Deux étapes préliminaires précéderont ces deux vagues. Il y a bien sûr le développement du projet Apuiat, avec les Innus de la Côte-Nord, annoncé le 4 février pour honorer une promesse suivant un report de ce parc éolien en 2018 par le gouvernement Legault. Il s’agit d’un projet de 200 mégawatts, nécessitant un investissement de 600 millions (M)$ et détenu à parts égales par les Innus et la firme Boralex. Dans ce cas, le prix négocié entre les promoteurs et Hydro-Québec s’établit à 6 cents le kilowatt.

L’autre étape préliminaire prendra la forme d’un appel d’offres pour établir un prix étalon. Cet appel d’offres sera selon toute vraisemblance lancé avant la fin de 2021 et il visera l’installation de parcs éoliens totalisant entre 200 et 500 mégawatts. Cette dernière donnée reste à préciser.

Le ministre Julien veut se servir du prix étalon pour établir une base de négociation avec les propriétaires des parcs éoliens déjà bâtis au Québec, et dont les contrats arriveront graduellement à échéance à compter de 2026. Ce sera la première vague de redéploiement et elle touchera des parcs éoliens d’une puissance totale installée de 3800 mégawatts.

«Cette mesure étalon va nous dire : écoutez, on a obtenu un prix concurrentiel. Je sais que vos contrats viennent à échéance en 2026-2027-2028. Êtes-vous prêt à continuer, puisque votre durée de vie fiscale est probablement […] amortie, mais vos éoliennes, vos tours fonctionnent encore? Si on était prêt à continuer avec vous pendant 10 ans, quel prix vous nous feriez, toujours en gardant la mesure étalon qu’on a obtenue en appel de concurrence? Ce serait le fun que vous battiez ce prix-là parce qu’on est capable d’avoir du neuf à ce prix-là», explique le ministre Julien.

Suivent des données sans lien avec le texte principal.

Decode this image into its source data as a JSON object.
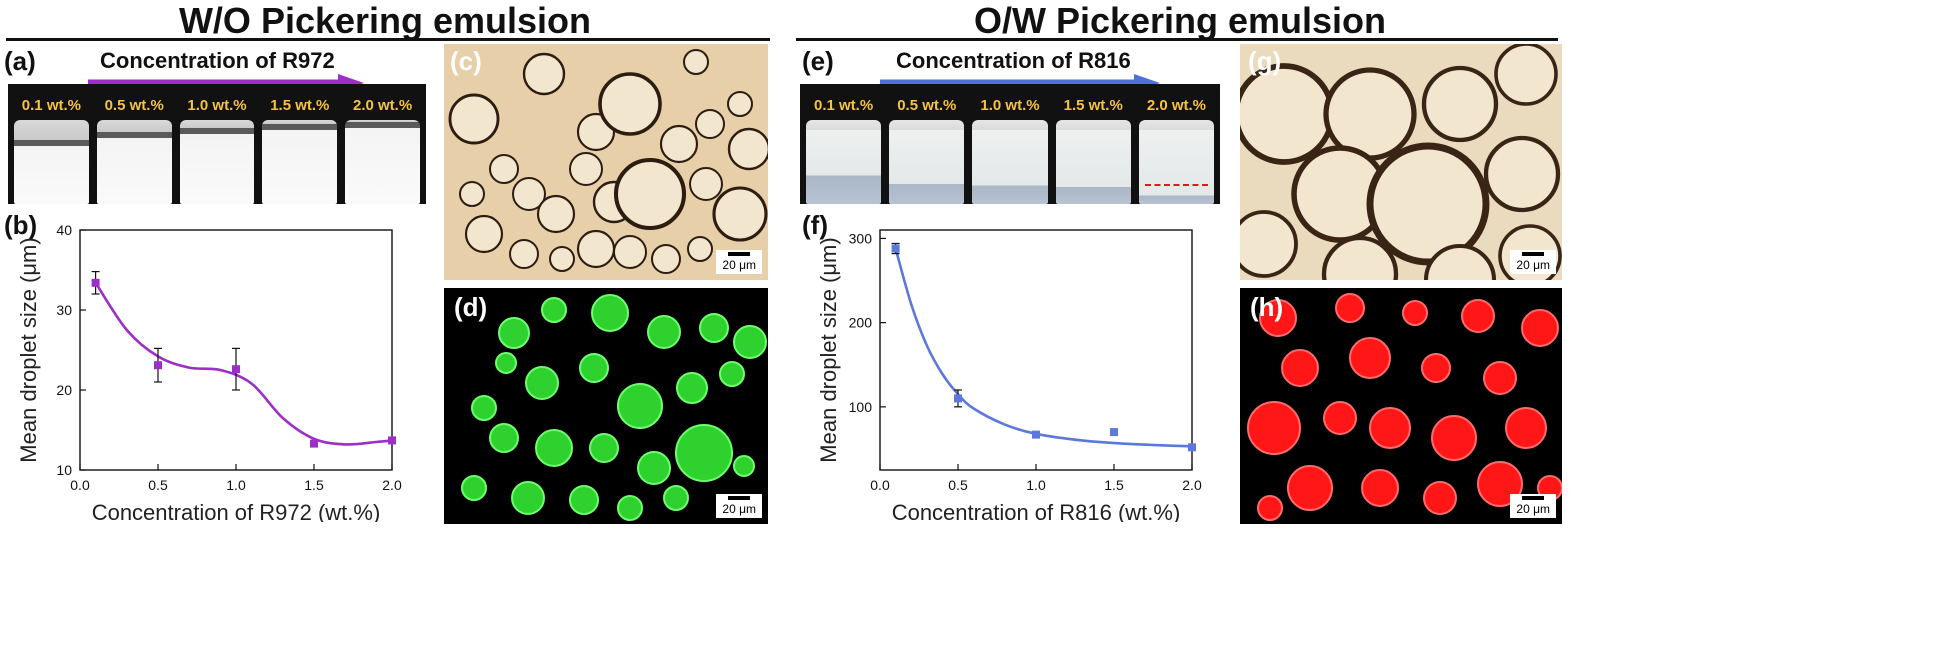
{
  "headers": {
    "left_title": "W/O Pickering emulsion",
    "right_title": "O/W Pickering emulsion"
  },
  "panels": {
    "a": "(a)",
    "b": "(b)",
    "c": "(c)",
    "d": "(d)",
    "e": "(e)",
    "f": "(f)",
    "g": "(g)",
    "h": "(h)"
  },
  "left_arrow": {
    "text": "Concentration of R972",
    "color": "#9b2fc7"
  },
  "right_arrow": {
    "text": "Concentration of R816",
    "color": "#4f6fd9"
  },
  "left_vials": [
    "0.1 wt.%",
    "0.5 wt.%",
    "1.0 wt.%",
    "1.5 wt.%",
    "2.0 wt.%"
  ],
  "right_vials": [
    "0.1 wt.%",
    "0.5 wt.%",
    "1.0 wt.%",
    "1.5 wt.%",
    "2.0 wt.%"
  ],
  "scale_bar_text": "20 μm",
  "colors": {
    "purple": "#9b2fc7",
    "blue": "#5b78dc",
    "label_yellow": "#f5c242",
    "bright_field": "#e8d2b0",
    "fluor_green": "#3ee83e",
    "fluor_red": "#ff1a1a",
    "dashed_red": "#d91c1c"
  },
  "chart_data": [
    {
      "type": "scatter",
      "title": "",
      "xlabel": "Concentration of R972 (wt.%)",
      "ylabel": "Mean droplet size (μm)",
      "x": [
        0.1,
        0.5,
        1.0,
        1.5,
        2.0
      ],
      "y": [
        33.4,
        23.1,
        22.6,
        13.3,
        13.7
      ],
      "yerr": [
        1.4,
        2.1,
        2.6,
        0.3,
        0.2
      ],
      "fit_curve": {
        "x": [
          0.1,
          0.3,
          0.5,
          0.7,
          0.9,
          1.1,
          1.3,
          1.5,
          1.7,
          1.9,
          2.0
        ],
        "y": [
          33.4,
          27.5,
          24.2,
          22.8,
          22.5,
          20.8,
          16.5,
          13.9,
          13.2,
          13.5,
          13.7
        ]
      },
      "xlim": [
        0,
        2.0
      ],
      "ylim": [
        10,
        40
      ],
      "xticks": [
        "0.0",
        "0.5",
        "1.0",
        "1.5",
        "2.0"
      ],
      "yticks": [
        "10",
        "20",
        "30",
        "40"
      ],
      "color": "#9b2fc7"
    },
    {
      "type": "scatter",
      "title": "",
      "xlabel": "Concentration of R816 (wt.%)",
      "ylabel": "Mean droplet size (μm)",
      "x": [
        0.1,
        0.5,
        1.0,
        1.5,
        2.0
      ],
      "y": [
        288,
        110,
        67,
        70,
        52
      ],
      "yerr": [
        6,
        10,
        3,
        0,
        3
      ],
      "fit_curve": {
        "x": [
          0.1,
          0.2,
          0.3,
          0.4,
          0.5,
          0.6,
          0.8,
          1.0,
          1.3,
          1.6,
          2.0
        ],
        "y": [
          288,
          222,
          173,
          139,
          115,
          98,
          79,
          68,
          60,
          56,
          53
        ]
      },
      "xlim": [
        0,
        2.0
      ],
      "ylim": [
        25,
        310
      ],
      "xticks": [
        "0.0",
        "0.5",
        "1.0",
        "1.5",
        "2.0"
      ],
      "yticks": [
        "100",
        "200",
        "300"
      ],
      "color": "#5b78dc"
    }
  ]
}
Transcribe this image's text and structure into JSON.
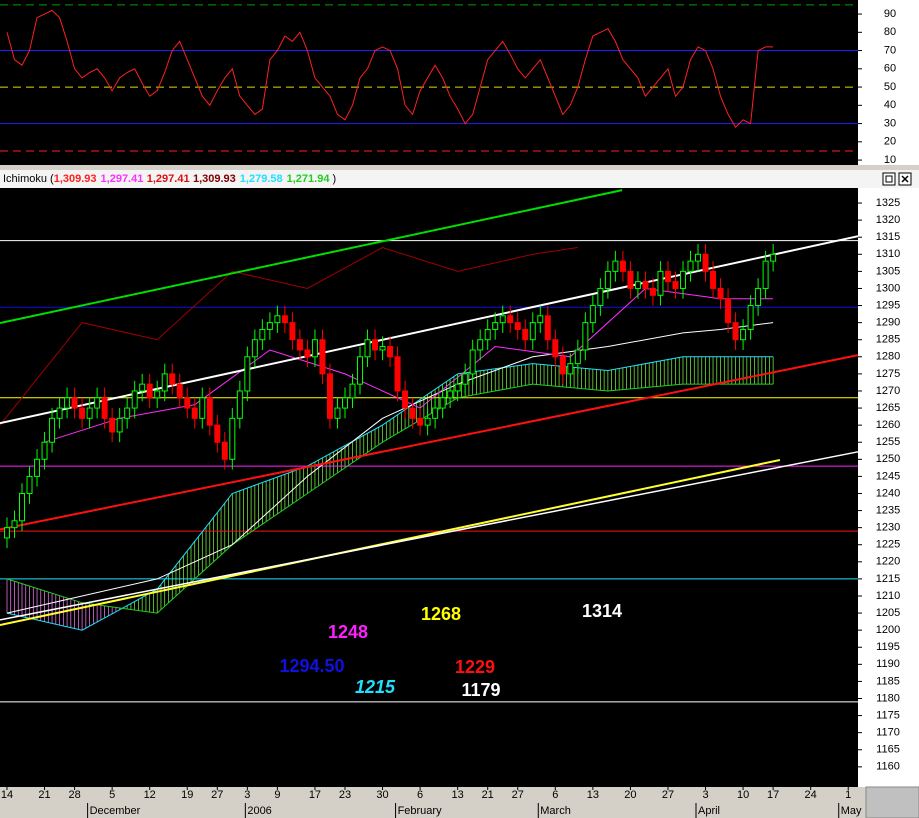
{
  "chart_data": [
    {
      "type": "line",
      "ylim": [
        7.3,
        97.7
      ],
      "xlim": [
        -0.93,
        113.3
      ],
      "yticks": [
        10,
        20,
        30,
        40,
        50,
        60,
        70,
        80,
        90
      ],
      "levels": [
        {
          "value": 95,
          "color": "#00a000",
          "dash": true
        },
        {
          "value": 70,
          "color": "#2020ff",
          "dash": false
        },
        {
          "value": 50,
          "color": "#e0e000",
          "dash": true
        },
        {
          "value": 30,
          "color": "#2020ff",
          "dash": false
        },
        {
          "value": 15,
          "color": "#ff2020",
          "dash": true
        }
      ],
      "series": [
        {
          "color": "#ff2020",
          "values": [
            80,
            65,
            62,
            70,
            88,
            90,
            92,
            88,
            75,
            60,
            55,
            58,
            60,
            55,
            48,
            55,
            58,
            60,
            52,
            45,
            48,
            58,
            70,
            75,
            65,
            55,
            45,
            40,
            48,
            55,
            60,
            45,
            40,
            35,
            38,
            65,
            70,
            78,
            75,
            80,
            70,
            55,
            50,
            45,
            35,
            32,
            40,
            55,
            60,
            70,
            72,
            70,
            60,
            40,
            35,
            48,
            55,
            62,
            55,
            45,
            38,
            30,
            35,
            50,
            65,
            70,
            75,
            68,
            60,
            55,
            60,
            65,
            55,
            45,
            35,
            40,
            50,
            65,
            78,
            80,
            82,
            75,
            65,
            60,
            55,
            45,
            50,
            55,
            60,
            45,
            50,
            65,
            72,
            70,
            60,
            45,
            35,
            28,
            32,
            30,
            70,
            72,
            72
          ]
        }
      ]
    },
    {
      "type": "candlestick",
      "title": "Ichimoku",
      "legend_open": "(",
      "legend_close": ")",
      "legend": [
        {
          "value": 1309.93,
          "label": "1,309.93",
          "color": "#ff2020"
        },
        {
          "value": 1297.41,
          "label": "1,297.41",
          "color": "#ff30ff"
        },
        {
          "value": 1297.41,
          "label": "1,297.41",
          "color": "#e01010"
        },
        {
          "value": 1309.93,
          "label": "1,309.93",
          "color": "#800000"
        },
        {
          "value": 1279.58,
          "label": "1,279.58",
          "color": "#20e0ff"
        },
        {
          "value": 1271.94,
          "label": "1,271.94",
          "color": "#20d020"
        }
      ],
      "ylim": [
        1154.1,
        1329.4
      ],
      "xlim": [
        -0.93,
        113.3
      ],
      "yticks": [
        1160,
        1165,
        1170,
        1175,
        1180,
        1185,
        1190,
        1195,
        1200,
        1205,
        1210,
        1215,
        1220,
        1225,
        1230,
        1235,
        1240,
        1245,
        1250,
        1255,
        1260,
        1265,
        1270,
        1275,
        1280,
        1285,
        1290,
        1295,
        1300,
        1305,
        1310,
        1315,
        1320,
        1325
      ],
      "xticks": [
        {
          "value": 0,
          "label": "14"
        },
        {
          "value": 5,
          "label": "21"
        },
        {
          "value": 9,
          "label": "28"
        },
        {
          "value": 14,
          "label": "5"
        },
        {
          "value": 19,
          "label": "12"
        },
        {
          "value": 24,
          "label": "19"
        },
        {
          "value": 28,
          "label": "27"
        },
        {
          "value": 32,
          "label": "3"
        },
        {
          "value": 36,
          "label": "9"
        },
        {
          "value": 41,
          "label": "17"
        },
        {
          "value": 45,
          "label": "23"
        },
        {
          "value": 50,
          "label": "30"
        },
        {
          "value": 55,
          "label": "6"
        },
        {
          "value": 60,
          "label": "13"
        },
        {
          "value": 64,
          "label": "21"
        },
        {
          "value": 68,
          "label": "27"
        },
        {
          "value": 73,
          "label": "6"
        },
        {
          "value": 78,
          "label": "13"
        },
        {
          "value": 83,
          "label": "20"
        },
        {
          "value": 88,
          "label": "27"
        },
        {
          "value": 93,
          "label": "3"
        },
        {
          "value": 98,
          "label": "10"
        },
        {
          "value": 102,
          "label": "17"
        },
        {
          "value": 107,
          "label": "24"
        },
        {
          "value": 112,
          "label": "1"
        }
      ],
      "month_ticks": [
        {
          "value": 11,
          "label": "December"
        },
        {
          "value": 32,
          "label": "2006"
        },
        {
          "value": 52,
          "label": "February"
        },
        {
          "value": 71,
          "label": "March"
        },
        {
          "value": 92,
          "label": "April"
        },
        {
          "value": 111,
          "label": "May"
        }
      ],
      "open": [
        1227,
        1230,
        1232,
        1240,
        1245,
        1250,
        1255,
        1262,
        1265,
        1268,
        1265,
        1262,
        1265,
        1268,
        1262,
        1258,
        1262,
        1265,
        1270,
        1272,
        1268,
        1270,
        1275,
        1272,
        1268,
        1265,
        1262,
        1268,
        1260,
        1255,
        1250,
        1262,
        1270,
        1280,
        1285,
        1288,
        1290,
        1292,
        1290,
        1285,
        1282,
        1280,
        1285,
        1275,
        1262,
        1265,
        1268,
        1272,
        1280,
        1285,
        1282,
        1283,
        1280,
        1270,
        1265,
        1262,
        1260,
        1262,
        1265,
        1268,
        1270,
        1272,
        1275,
        1282,
        1285,
        1288,
        1290,
        1292,
        1290,
        1288,
        1285,
        1290,
        1292,
        1285,
        1280,
        1275,
        1278,
        1282,
        1290,
        1295,
        1300,
        1305,
        1308,
        1305,
        1300,
        1302,
        1300,
        1298,
        1305,
        1302,
        1300,
        1305,
        1308,
        1310,
        1305,
        1300,
        1297,
        1290,
        1285,
        1288,
        1295,
        1300,
        1308
      ],
      "high": [
        1233,
        1235,
        1243,
        1248,
        1253,
        1258,
        1265,
        1268,
        1271,
        1271,
        1268,
        1268,
        1271,
        1271,
        1265,
        1265,
        1268,
        1273,
        1275,
        1275,
        1273,
        1278,
        1278,
        1275,
        1271,
        1268,
        1271,
        1271,
        1263,
        1258,
        1265,
        1273,
        1283,
        1288,
        1291,
        1293,
        1295,
        1295,
        1293,
        1288,
        1285,
        1288,
        1288,
        1278,
        1268,
        1271,
        1275,
        1283,
        1288,
        1288,
        1286,
        1286,
        1283,
        1273,
        1268,
        1265,
        1265,
        1268,
        1271,
        1273,
        1275,
        1278,
        1285,
        1288,
        1291,
        1293,
        1295,
        1295,
        1293,
        1291,
        1293,
        1295,
        1295,
        1288,
        1283,
        1281,
        1285,
        1293,
        1298,
        1303,
        1308,
        1311,
        1311,
        1308,
        1305,
        1305,
        1303,
        1308,
        1308,
        1305,
        1308,
        1311,
        1313,
        1313,
        1308,
        1303,
        1300,
        1293,
        1291,
        1298,
        1303,
        1311,
        1313
      ],
      "low": [
        1224,
        1227,
        1229,
        1237,
        1242,
        1247,
        1252,
        1259,
        1262,
        1262,
        1259,
        1259,
        1262,
        1259,
        1255,
        1255,
        1259,
        1262,
        1267,
        1265,
        1265,
        1267,
        1269,
        1265,
        1262,
        1259,
        1259,
        1257,
        1252,
        1247,
        1247,
        1259,
        1267,
        1277,
        1282,
        1285,
        1287,
        1287,
        1282,
        1279,
        1277,
        1277,
        1272,
        1259,
        1259,
        1262,
        1265,
        1269,
        1277,
        1279,
        1279,
        1277,
        1267,
        1262,
        1259,
        1257,
        1257,
        1259,
        1262,
        1265,
        1267,
        1269,
        1272,
        1279,
        1282,
        1285,
        1287,
        1287,
        1285,
        1282,
        1282,
        1287,
        1282,
        1277,
        1272,
        1272,
        1275,
        1279,
        1287,
        1292,
        1297,
        1302,
        1302,
        1297,
        1297,
        1297,
        1295,
        1295,
        1299,
        1297,
        1297,
        1302,
        1305,
        1302,
        1297,
        1294,
        1287,
        1282,
        1282,
        1285,
        1292,
        1297,
        1305
      ],
      "close": [
        1230,
        1232,
        1240,
        1245,
        1250,
        1255,
        1262,
        1265,
        1268,
        1265,
        1262,
        1265,
        1268,
        1262,
        1258,
        1262,
        1265,
        1270,
        1272,
        1268,
        1270,
        1275,
        1272,
        1268,
        1265,
        1262,
        1268,
        1260,
        1255,
        1250,
        1262,
        1270,
        1280,
        1285,
        1288,
        1290,
        1292,
        1290,
        1285,
        1282,
        1280,
        1285,
        1275,
        1262,
        1265,
        1268,
        1272,
        1280,
        1285,
        1282,
        1283,
        1280,
        1270,
        1265,
        1262,
        1260,
        1262,
        1265,
        1268,
        1270,
        1272,
        1275,
        1282,
        1285,
        1288,
        1290,
        1292,
        1290,
        1288,
        1285,
        1290,
        1292,
        1285,
        1280,
        1275,
        1278,
        1282,
        1290,
        1295,
        1300,
        1305,
        1308,
        1305,
        1300,
        1302,
        1300,
        1298,
        1305,
        1302,
        1300,
        1305,
        1308,
        1310,
        1305,
        1300,
        1297,
        1290,
        1285,
        1288,
        1295,
        1300,
        1308,
        1310
      ],
      "up_color": "#00ff00",
      "down_color": "#ff0000",
      "cloud": {
        "a": 0,
        "b": 1,
        "up_color": "#7cff40",
        "down_color": "#ff80ff"
      },
      "series": [
        {
          "color": "#20e0ff",
          "x": [
            0,
            10,
            20,
            30,
            40,
            50,
            60,
            70,
            80,
            90,
            102
          ],
          "values": [
            1205,
            1200,
            1212,
            1240,
            1248,
            1260,
            1275,
            1278,
            1276,
            1280,
            1280
          ]
        },
        {
          "color": "#20d020",
          "x": [
            0,
            10,
            20,
            30,
            40,
            50,
            60,
            70,
            80,
            90,
            102
          ],
          "values": [
            1215,
            1208,
            1205,
            1225,
            1240,
            1255,
            1268,
            1272,
            1270,
            1272,
            1272
          ]
        },
        {
          "color": "#ffffff",
          "x": [
            0,
            10,
            20,
            30,
            40,
            50,
            60,
            70,
            80,
            90,
            95,
            102
          ],
          "values": [
            1205,
            1210,
            1215,
            1225,
            1245,
            1262,
            1272,
            1280,
            1283,
            1287,
            1288,
            1290
          ]
        },
        {
          "color": "#ff30ff",
          "x": [
            5,
            15,
            25,
            35,
            45,
            55,
            65,
            75,
            85,
            95,
            102
          ],
          "values": [
            1255,
            1262,
            1266,
            1282,
            1275,
            1265,
            1283,
            1280,
            1300,
            1297,
            1297
          ]
        },
        {
          "color": "#a00000",
          "x": [
            -0.93,
            10,
            20,
            30,
            40,
            50,
            60,
            70,
            76
          ],
          "values": [
            1260,
            1290,
            1285,
            1305,
            1300,
            1312,
            1305,
            1310,
            1312
          ]
        },
        {
          "color": "#00e000",
          "x": [
            -0.93,
            81.9
          ],
          "values": [
            1289.9,
            1328.8
          ],
          "width": 2
        },
        {
          "color": "#ffffff",
          "x": [
            -0.93,
            113.3
          ],
          "values": [
            1260.6,
            1315.3
          ],
          "width": 2
        },
        {
          "color": "#ff1010",
          "x": [
            -0.93,
            113.3
          ],
          "values": [
            1229.5,
            1280.5
          ],
          "width": 2
        },
        {
          "color": "#ffff30",
          "x": [
            -0.93,
            102.9
          ],
          "values": [
            1201.5,
            1249.8
          ],
          "width": 2
        },
        {
          "color": "#ffffff",
          "x": [
            -0.93,
            113.3
          ],
          "values": [
            1203,
            1252.2
          ],
          "width": 1.5
        }
      ],
      "levels": [
        {
          "value": 1314,
          "label": "1314",
          "color": "#ffffff"
        },
        {
          "value": 1294.5,
          "label": "1294.50",
          "color": "#1010e0"
        },
        {
          "value": 1268,
          "label": "1268",
          "color": "#ffff00"
        },
        {
          "value": 1248,
          "label": "1248",
          "color": "#ff20ff"
        },
        {
          "value": 1229,
          "label": "1229",
          "color": "#ff1010"
        },
        {
          "value": 1215,
          "label": "1215",
          "color": "#20e0ff",
          "italic": true
        },
        {
          "value": 1179,
          "label": "1179",
          "color": "#ffffff"
        }
      ]
    }
  ]
}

Il veut profiter du fait que ces parcs existants sont implantés dans les communautés, «[qu’ils] donnent des retombées économiques pour les communautés […] l’acceptabilité sociale est déjà en lieu et en place, pour poursuivre, mettons pour une dizaine d’années supplémentaires. Donc, première volonté : plutôt que faire démanteler les parcs éoliens existant à la fin des contrats, essayons de les faire perdurer jusqu’à la fin de leur vie utile réelle», ajoute Jonatan Julien.

Il croit qu’un appel d’offres publié dans quelques mois pourrait retrancher quelques dixièmes de cent au prix de 6 cents obtenu lors du projet Apuiat, caractérisé par un prix de 7,2 cents en 2018.


« Hydro-Québec a réussi à retravailler le dossier avec les Innus et Boralex pour l’emmener à 6 sous et probablement qu’en appel d’offres pleinement concurrentiel dans un an, on va être à 5,5 [cents] »
Jonatan Julien, ministre de l’Énergie et des Ressources naturelles du Québec

En ce qui a trait à sa deuxième vague de développement, elle touchera l’addition d’une quantité encore indéterminée de mégawatts d’énergie renouvelable au Québec, pas nécessairement de source éolienne.

«Après, c’est rapidement, en fin de 2022 probablement, [il s’agit de] lancer de nouveaux appels d’offres pour de nouveaux approvisionnements. On appelle ça de “l’énergie renouvelable toutes sources”. [Ces appels d’offres iront de l’avant] parce que les besoins sont supérieurs aux seuls renouvellements qu’on a devant nous, parce qu’on voit le plan d’approvisionnement [d’Hydro-Québec], qui nécessite plus de besoins que ça [les seuls renouvellements de capacité existante]. Là, on dit toutes sources; on pense que l’énergie éolienne va être en mesure d’aller chercher sa juste part, parce qu’elle est fortement concurrentielle en termes d’efficience et de coût», précise le ministre Julien.

Les barrages, l’énergie solaire et l’utilisation de biomasse forestière pour produire de l’électricité se classent généralement aussi dans l’énergie renouvelable toutes sources, avec un classement variable sur ce point par les clients importateurs. L’éolien est considéré plus vert les barrages.

Les 6 cents du kilowatt négociés en marge du projet Apuiat en font le parc éolien offrant le meilleur coût à Hydro-Québec depuis la création de la filière éolienne sur une base commerciale, en 1999.

Chaque mégawatt installé de production éolienne nécessite habituellement un investissement de 2,5 M$ à 3 M$.